Sebbene l’uso del bonifico bancario nelle transazioni commerciali sia divenuto ormai prevalente rispetto ad altre forme di pagamento, può indubbiamente capitare che un assegno, circolare oppure bancario non trasferibile, venga smarrito o trafugato e quindi posto all’incasso da parte di un soggetto non legittimato. Nella prassi molteplici sono stati i casi in cui un assegno è finito nelle mani di un altro soggetto il quale, spacciandosi per il beneficiario, ha incassato la somma portata dal titolo.

In questi casi, ci si domanda, la banca è sempre responsabile nei confronti dell’effettivo titolare del credito e deve quindi rinnovare il pagamento? 

In altri termini: la responsabilità della banca è una responsabilità di tipo oggettivo oppure avente natura contrattuale? La banca che ha negoziato l’assegno può quindi andare esente da responsabilità laddove dimostri di aver adottato una condotta diligente e conforme alle procedure nell’identificazione del soggetto che materialmente ha posto all’incasso il titolo?

Sul punto la giurisprudenza degli ultimi decenni è stata estremamente altalenante. 

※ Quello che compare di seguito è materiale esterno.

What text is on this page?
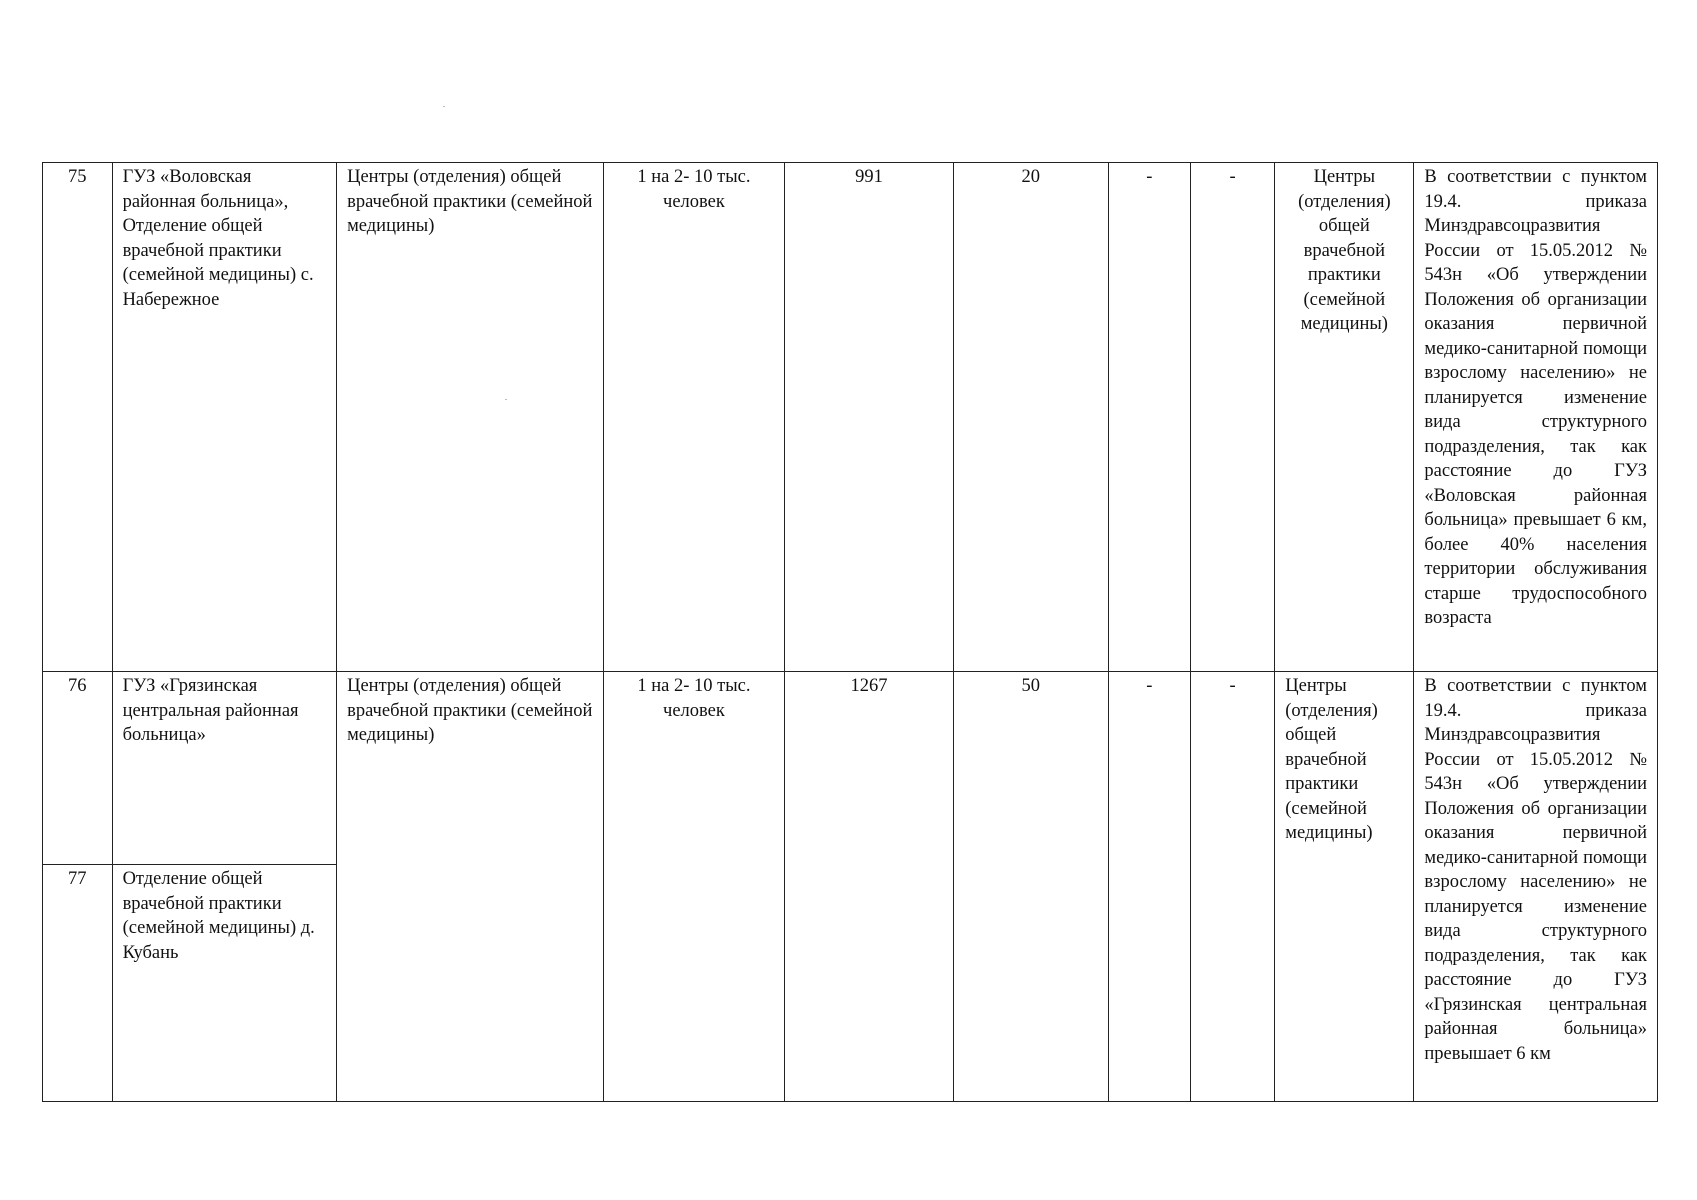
75	ГУЗ «Воловская районная больница», Отделение общей врачебной практики (семейной медицины) с. Набережное	Центры (отделения) общей врачебной практики (семейной медицины)	1 на 2- 10 тыс. человек	991	20	-	-	Центры (отделения) общей врачебной практики (семейной медицины)	В соответствии с пунктом 19.4. приказа Минздравсоцразвития России от 15.05.2012 № 543н «Об утверждении Положения об организации оказания первичной медико-санитарной помощи взрослому населению» не планируется изменение вида структурного подразделения, так как расстояние до ГУЗ «Воловская районная больница» превышает 6 км, более 40% населения территории обслуживания старше трудоспособного возраста
76	ГУЗ «Грязинская центральная районная больница»	Центры (отделения) общей врачебной практики (семейной медицины)	1 на 2- 10 тыс. человек	1267	50	-	-	Центры (отделения) общей врачебной практики (семейной медицины)	В соответствии с пунктом 19.4. приказа Минздравсоцразвития России от 15.05.2012 № 543н «Об утверждении Положения об организации оказания первичной медико-санитарной помощи взрослому населению» не планируется изменение вида структурного подразделения, так как расстояние до ГУЗ «Грязинская центральная районная больница» превышает 6 км
77	Отделение общей врачебной практики (семейной медицины) д. Кубань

Nelle pronunce più risalenti (fine anni ’50) la Corte di Cassazione ha aderito alla prima tesi, facendo discendere la responsabilità oggettiva della banca dall’art. 43, II comma L.A. che stabilisce che: “colui che paga un assegno non trasferibile a persona diversa dal prenditore o dal banchiere giratario per l’incasso, risponde del pagamento”, responsabilità che deve essere affermata per il solo fatto che il pagamento è stato eseguito in favore di un soggetto non legittimato, prescindendo dall’accertamento della condotta colposa della banca (v. Cass. n. 3133 del 1958).

Successivamente tale orientamento è stato abbandonato e la Corte, con numerose sentenze ha asserito che la banca che esegue il pagamento in favore di un soggetto diverso dal prenditore, ma che si legittima cartolarmente come tale, ne risponde nei confronti dell’effettivo titolare del credito solo nel caso in cui non abbia usato la dovuta diligenza nell’identificazione del presentatore dell’assegno (v. Cass. n. 2360/1968, Cass. n. 3317/78, Cass. n. 5158/79, Cass. n. 686/1983, Cass. n. 4187/1987, Cass. n. 4087/1992, Cass. n. 10460/1994, Cass. n. 9888/1997).

Nel ventennio successivo la Suprema Corte è tornata ad abbracciare il primo orientamento condannando le banche negoziatrici a rinnovare sempre il pagamento a prescindere da indagini volte a verificare la sussistenza dell’elemento della colpa nell’errore sull’identificazione del prenditore. 

A partire dal 2016 ha poi virato nuovamente sulla posizione che assegna centralità al criterio della colpa facendo dipendere la responsabilità della banca dall’inosservanza del dovere di diligenza richiesto al banchiere dall’art. 1176, II comma c.c..

Su una questione così dibattuta si sono recentemente pronunciate con sentenza n. 12477 del 21.05.18 le Sezioni Unite della Corte di Cassazione facendo finalmente chiarezza. La questione sottoposta al vaglio degli Ermellini riguardava un caso in cui un assegno circolare era stato spedito a mezzo posta ordinaria e posto all’incasso da un soggetto, munito di documento di identità e codice fiscale falsi, il quale si era spacciato per il beneficiario.

La Corte ha riconosciuto natura contrattuale alla responsabilità della banca negoziatrice dell’assegno. Ne consegue che la banca negoziatrice: “è ammessa a provare che l’inadempimento non le è imputabile per aver essa assolto alla propria obbligazione con la diligenza richiesta dall’art. 1176, II comma c.c.”.

La lite è stata tuttavia decisa riconoscendo, nella fattispecie, un concorso di colpa della banca negoziatrice dell’assegno e del soggetto emittente: la prima, per aver pagato il titolo a persona sconosciuta che si era recata per la prima volta presso i suoi sportelli limitandosi ad identificarla attraverso l’esame di un unico documento senza adottare altre cautele e/o raccogliere ulteriori informazioni attraverso il circuito bancario; la seconda, per aver spedito l’assegno a mezzo posta ordinaria sebbene la sottrazione di valori dalla corrispondenza ordinaria sia fatto frequente e notorio.